Kate Stewart (31:28.599)
VI.

CRob (31:30.546)
Nice, very good, very good. These are all potentially contentious somewhat, so don’t feel bad about having an opinion. What’s your favorite open source mascot?

Kate Stewart (31:34.638)
Tux

CRob (31:45.106)
Excellent choice. What’s your favorite vegetable?

Kate Stewart (31:50.625)
Carrots.

CRob (31:52.434)
Very nice. Star Trek or Star Wars?

Kate Stewart (31:58.455)
Star Trek.

CRob (32:00.541)
Very good. There’s a pattern. So everyone I’ve asked that so far has been trekkers, which is good. And finally, mild or spicy food.

Kate Stewart (32:09.611)
Depends.

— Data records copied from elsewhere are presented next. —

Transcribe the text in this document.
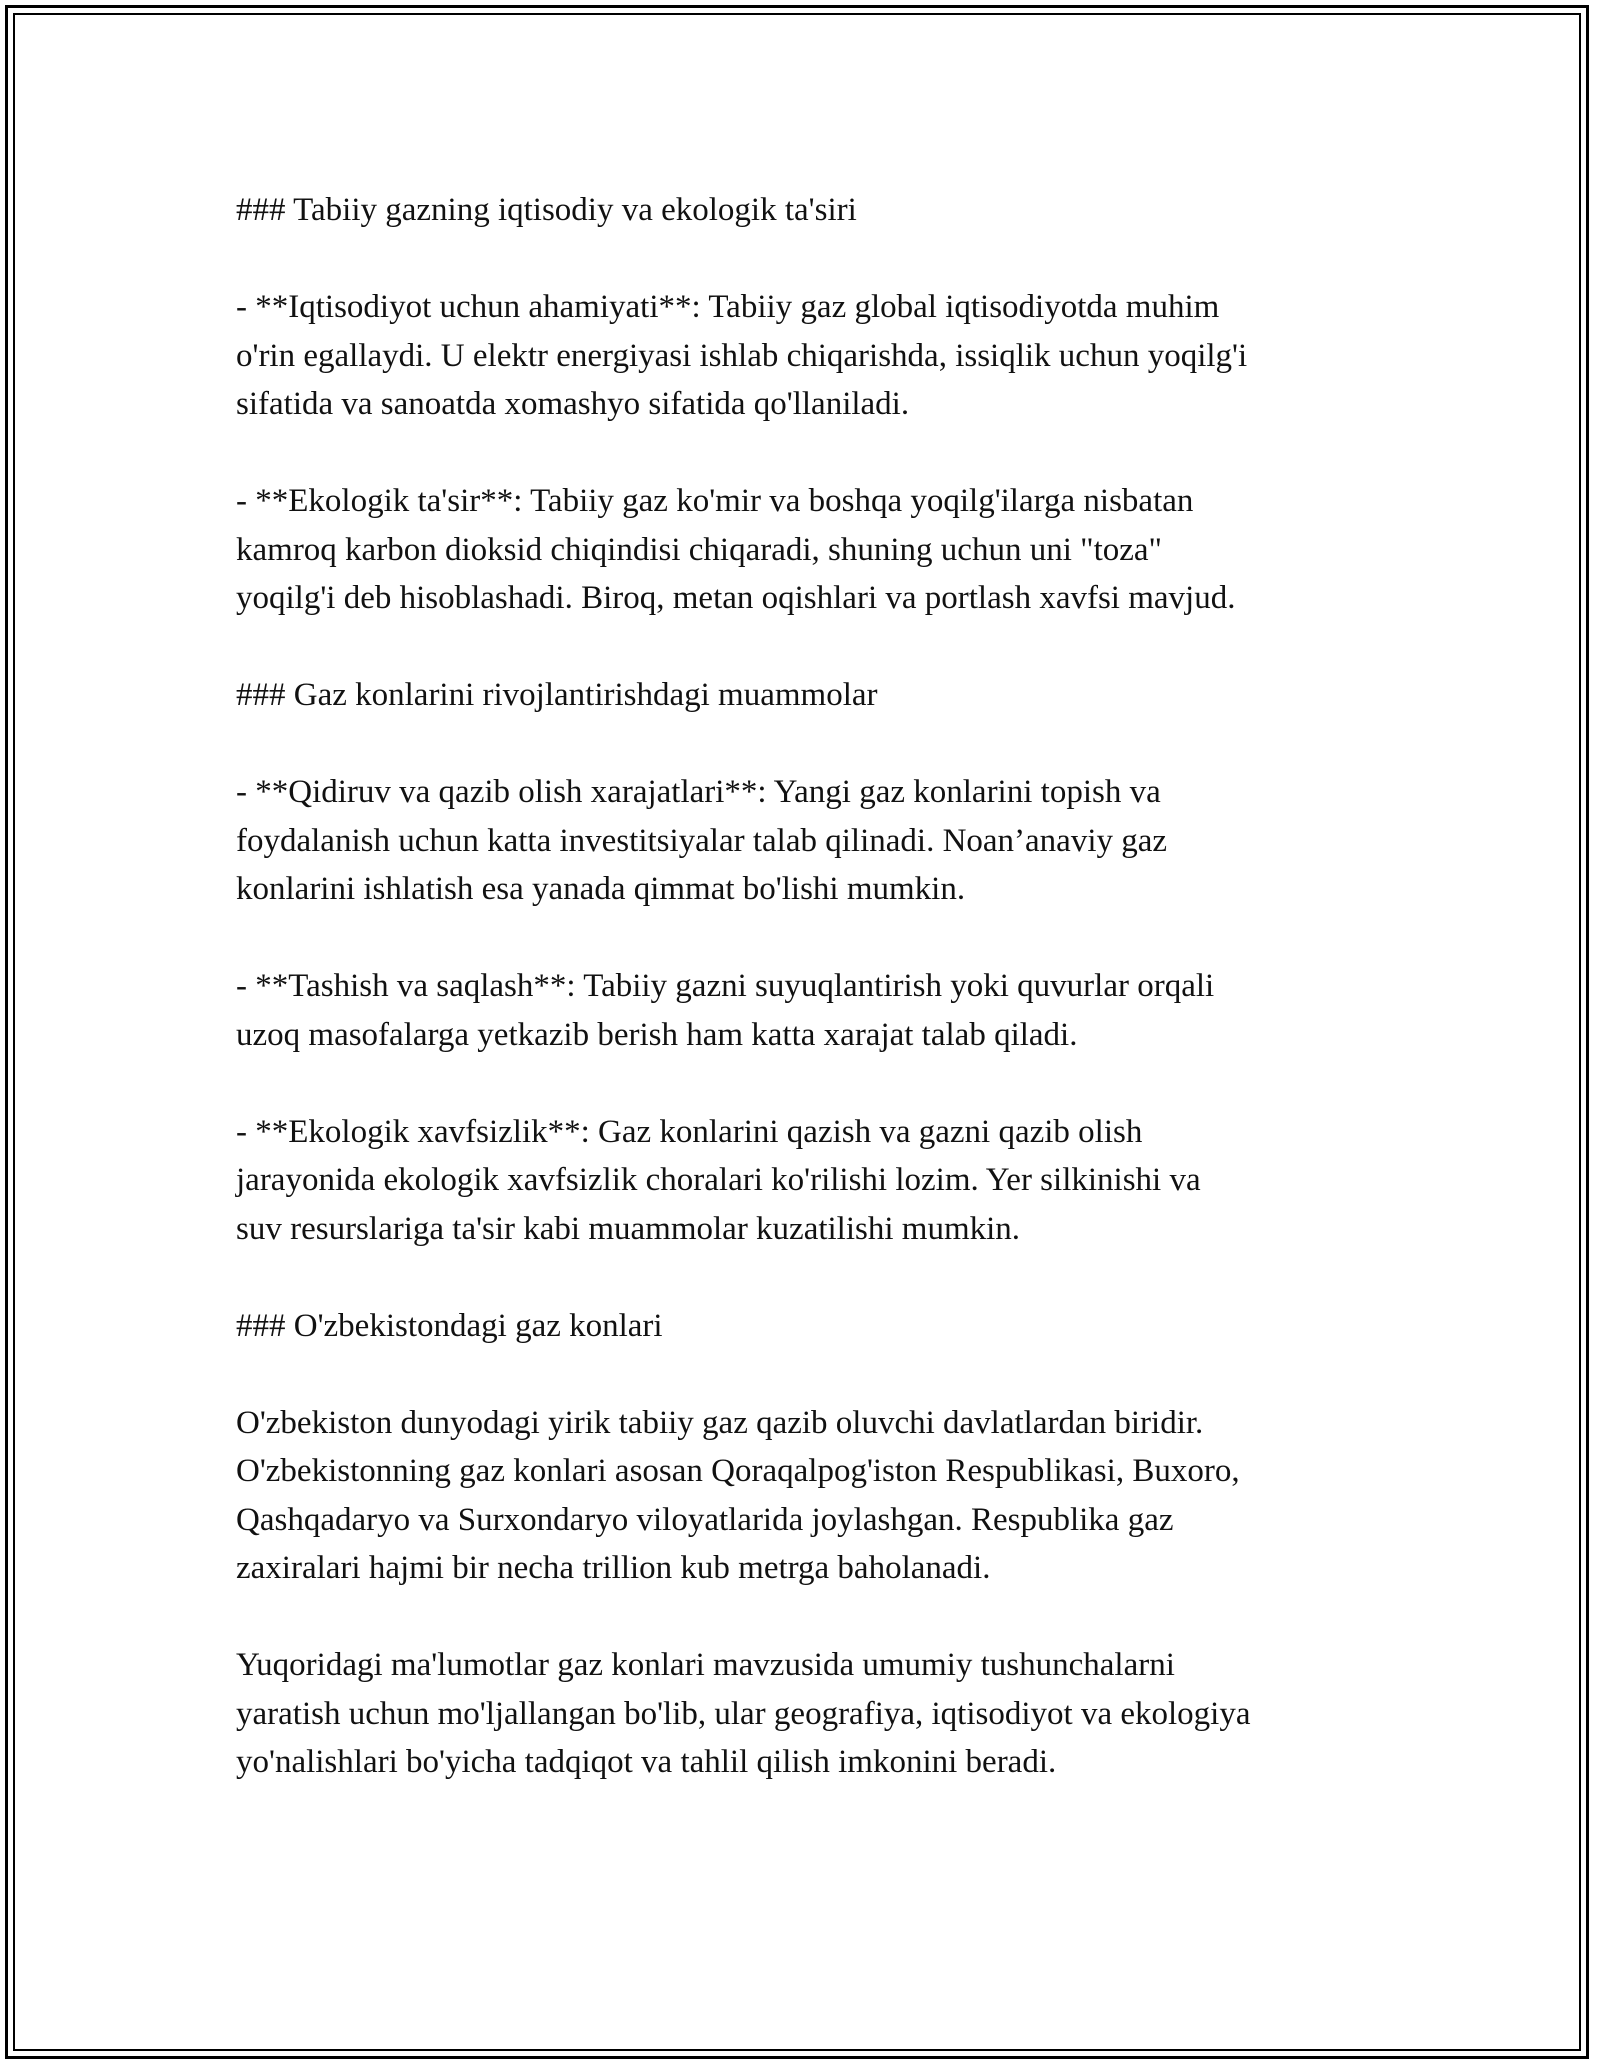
### Tabiiy gazning iqtisodiy va ekologik ta'siri
- **Iqtisodiyot uchun ahamiyati**: Tabiiy gaz global iqtisodiyotda muhim
o'rin egallaydi. U elektr energiyasi ishlab chiqarishda, issiqlik uchun yoqilg'i
sifatida va sanoatda xomashyo sifatida qo'llaniladi.
- **Ekologik ta'sir**: Tabiiy gaz ko'mir va boshqa yoqilg'ilarga nisbatan
kamroq karbon dioksid chiqindisi chiqaradi, shuning uchun uni "toza"
yoqilg'i deb hisoblashadi. Biroq, metan oqishlari va portlash xavfsi mavjud.
### Gaz konlarini rivojlantirishdagi muammolar
- **Qidiruv va qazib olish xarajatlari**: Yangi gaz konlarini topish va
foydalanish uchun katta investitsiyalar talab qilinadi. Noan’anaviy gaz
konlarini ishlatish esa yanada qimmat bo'lishi mumkin.
- **Tashish va saqlash**: Tabiiy gazni suyuqlantirish yoki quvurlar orqali
uzoq masofalarga yetkazib berish ham katta xarajat talab qiladi.
- **Ekologik xavfsizlik**: Gaz konlarini qazish va gazni qazib olish
jarayonida ekologik xavfsizlik choralari ko'rilishi lozim. Yer silkinishi va
suv resurslariga ta'sir kabi muammolar kuzatilishi mumkin.
### O'zbekistondagi gaz konlari
O'zbekiston dunyodagi yirik tabiiy gaz qazib oluvchi davlatlardan biridir.
O'zbekistonning gaz konlari asosan Qoraqalpog'iston Respublikasi, Buxoro,
Qashqadaryo va Surxondaryo viloyatlarida joylashgan. Respublika gaz
zaxiralari hajmi bir necha trillion kub metrga baholanadi.
Yuqoridagi ma'lumotlar gaz konlari mavzusida umumiy tushunchalarni
yaratish uchun mo'ljallangan bo'lib, ular geografiya, iqtisodiyot va ekologiya
yo'nalishlari bo'yicha tadqiqot va tahlil qilish imkonini beradi.
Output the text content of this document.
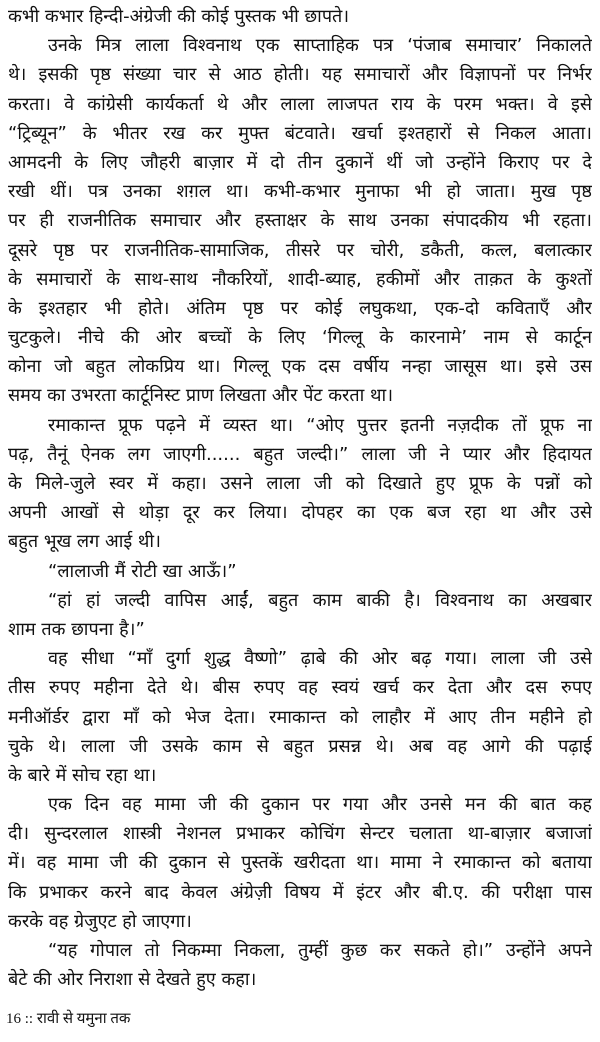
कभी कभार हिन्दी-अंग्रेजी की कोई पुस्तक भी छापते।
उनके मित्र लाला विश्वनाथ एक साप्ताहिक पत्र ‘पंजाब समाचार’ निकालते
थे। इसकी पृष्ठ संख्या चार से आठ होती। यह समाचारों और विज्ञापनों पर निर्भर
करता। वे कांग्रेसी कार्यकर्ता थे और लाला लाजपत राय के परम भक्त। वे इसे
“ट्रिब्यून” के भीतर रख कर मुफ्त बंटवाते। खर्चा इश्तहारों से निकल आता।
आमदनी के लिए जौहरी बाज़ार में दो तीन दुकानें थीं जो उन्होंने किराए पर दे
रखी थीं। पत्र उनका शग़ल था। कभी-कभार मुनाफा भी हो जाता। मुख पृष्ठ
पर ही राजनीतिक समाचार और हस्ताक्षर के साथ उनका संपादकीय भी रहता।
दूसरे पृष्ठ पर राजनीतिक-सामाजिक, तीसरे पर चोरी, डकैती, कत्ल, बलात्कार
के समाचारों के साथ-साथ नौकरियों, शादी-ब्याह, हकीमों और ताक़त के कुश्तों
के इश्तहार भी होते। अंतिम पृष्ठ पर कोई लघुकथा, एक-दो कविताएँ और
चुटकुले। नीचे की ओर बच्चों के लिए ‘गिल्लू के कारनामे’ नाम से कार्टून
कोना जो बहुत लोकप्रिय था। गिल्लू एक दस वर्षीय नन्हा जासूस था। इसे उस
समय का उभरता कार्टूनिस्ट प्राण लिखता और पेंट करता था।
रमाकान्त प्रूफ पढ़ने में व्यस्त था। “ओए पुत्तर इतनी नज़दीक तों प्रूफ ना
पढ़, तैनूं ऐनक लग जाएगी...... बहुत जल्दी।” लाला जी ने प्यार और हिदायत
के मिले-जुले स्वर में कहा। उसने लाला जी को दिखाते हुए प्रूफ के पन्नों को
अपनी आखों से थोड़ा दूर कर लिया। दोपहर का एक बज रहा था और उसे
बहुत भूख लग आई थी।
“लालाजी मैं रोटी खा आऊँ।”
“हां हां जल्दी वापिस आईं, बहुत काम बाकी है। विश्वनाथ का अखबार
शाम तक छापना है।”
वह सीधा “माँ दुर्गा शुद्ध वैष्णो” ढ़ाबे की ओर बढ़ गया। लाला जी उसे
तीस रुपए महीना देते थे। बीस रुपए वह स्वयं खर्च कर देता और दस रुपए
मनीऑर्डर द्वारा माँ को भेज देता। रमाकान्त को लाहौर में आए तीन महीने हो
चुके थे। लाला जी उसके काम से बहुत प्रसन्न थे। अब वह आगे की पढ़ाई
के बारे में सोच रहा था।
एक दिन वह मामा जी की दुकान पर गया और उनसे मन की बात कह
दी। सुन्दरलाल शास्त्री नेशनल प्रभाकर कोचिंग सेन्टर चलाता था-बाज़ार बजाजां
में। वह मामा जी की दुकान से पुस्तकें खरीदता था। मामा ने रमाकान्त को बताया
कि प्रभाकर करने बाद केवल अंग्रेज़ी विषय में इंटर और बी.ए. की परीक्षा पास
करके वह ग्रेजुएट हो जाएगा।
“यह गोपाल तो निकम्मा निकला, तुम्हीं कुछ कर सकते हो।” उन्होंने अपने
बेटे की ओर निराशा से देखते हुए कहा।
16 :: रावी से यमुना तक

Probably, at this point now more mild. There’s certain things I like spicy though.

CRob (32:14.578)
Ha

CRob (32:19.42)
Fair enough. Well, thank you for playing along there. And as we wind down here, Kate, do you have any call to action or any advice to someone trying to get into this amazing upstream ecosystem?

Kate Stewart (32:33.303)
There’s lots of free training out there. Just start taking it. Educate yourself so that you can participate in the dialogue and not feel completely overwhelmed. Each domain has its own set of jargon, be it lawyers, licensing jargon, security professionals with their jargon, safety folks with all their standards jargon. Everyone talks about certain concepts a little bit differently. so taking the free training that’s available from the Linux Foundation and other places just so that you’re aware of these concepts. actually, before you start opining on some of these things, actually do your homework. I know that’s a horrible concept, but like I said, was reading on some of these papers, these academic papers, and it was pretty clear that they hadn’t done their homework in a couple of areas. So that was a bit sort of like, yeah, OK. So yeah, do your homework before you start to opine. But do your homework. Educate yourself. Do your homework. And then find the areas that are most interesting to you, because there’s so many areas where people need help these days and there’s a lot of things we can participate in. And you don’t need to be a developer to participate as well. Obviously developers make everything come together and make it all work, but there’s a need for people doing a lot of other tasks. And if you want to try and make things move forward, there’s lots of ways.

CRob (33:49.586)
Well, thank you for sharing your story and thank you for all the amazing contributions you’re making to the ecosystem. Kate Stewart, thank you for showing up today.

Kate Stewart (33:56.919)
Thank you very much for all the work you’re doing in OpenSSF. I think this is really important. Thank you.

CRob (34:03.718)
My pleasure. And to everyone out there, thank you for listening and happy open sourcing. We’ll talk soon. Cheers.